Growing Popularity of Online Courses

The pandemic has accelerated the trend toward online education in the nursing profession. The pandemic made online education more accessible by expanding it to additional fields, such as the RN-to-BSN bridge program that had previously been used. In addition, the advantages of online or hybrid learning, such as improved retention, have led some researchers to conclude that this approach is feasible after the pandemic has passed.

Staff Well-Being and Support

Medical personnel were under an incredible amount of stress throughout the pandemic.
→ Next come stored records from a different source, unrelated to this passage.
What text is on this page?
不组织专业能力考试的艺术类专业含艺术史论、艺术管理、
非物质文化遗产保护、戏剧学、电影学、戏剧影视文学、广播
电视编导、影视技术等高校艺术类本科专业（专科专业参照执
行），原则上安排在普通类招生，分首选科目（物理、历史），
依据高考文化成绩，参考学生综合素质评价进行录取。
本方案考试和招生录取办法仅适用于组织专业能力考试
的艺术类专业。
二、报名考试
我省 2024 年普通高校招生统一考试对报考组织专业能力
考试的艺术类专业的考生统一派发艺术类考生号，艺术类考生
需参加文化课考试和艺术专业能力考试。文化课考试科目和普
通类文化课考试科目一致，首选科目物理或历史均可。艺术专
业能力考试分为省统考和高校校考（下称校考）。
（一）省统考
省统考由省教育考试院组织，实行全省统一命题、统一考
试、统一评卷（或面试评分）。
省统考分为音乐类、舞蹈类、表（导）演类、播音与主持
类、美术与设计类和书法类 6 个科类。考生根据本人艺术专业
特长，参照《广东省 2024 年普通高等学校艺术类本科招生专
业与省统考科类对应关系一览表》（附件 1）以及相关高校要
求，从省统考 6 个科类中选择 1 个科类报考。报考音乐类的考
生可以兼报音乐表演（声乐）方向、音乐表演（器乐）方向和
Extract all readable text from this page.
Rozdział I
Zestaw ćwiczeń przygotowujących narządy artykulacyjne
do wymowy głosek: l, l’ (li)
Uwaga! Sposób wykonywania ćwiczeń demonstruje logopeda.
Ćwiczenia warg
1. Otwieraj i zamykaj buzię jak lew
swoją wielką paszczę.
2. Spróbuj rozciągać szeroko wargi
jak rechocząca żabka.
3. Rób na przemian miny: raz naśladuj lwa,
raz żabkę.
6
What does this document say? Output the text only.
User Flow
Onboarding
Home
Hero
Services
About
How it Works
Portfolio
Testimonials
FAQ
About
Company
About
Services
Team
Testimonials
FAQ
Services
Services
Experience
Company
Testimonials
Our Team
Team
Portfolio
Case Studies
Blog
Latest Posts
Nurses leave the field in record numbers due to stress, exhaustion, trauma, and a lack of organizational support. With the pandemic speeding up the process by almost 20 years, an EBN report estimates that 500,000 nurses will leave patient care this year. During the pandemic, a mental health crisis emerged that was largely ignored due to the failures in staffing models, crisis capacity, and support for overburdened staff. The number of registered nurses leaving patient care should serve as a wake-up call for health systems to prioritize the well-being of their staff.


When the year 2022 rolls around, nursing services everywhere will be challenged with difficulties finding enough qualified nurses to fill open positions. As a result, those in charge of nurse staffing in the future need to make choices that are in the best interests of their organization and their employees.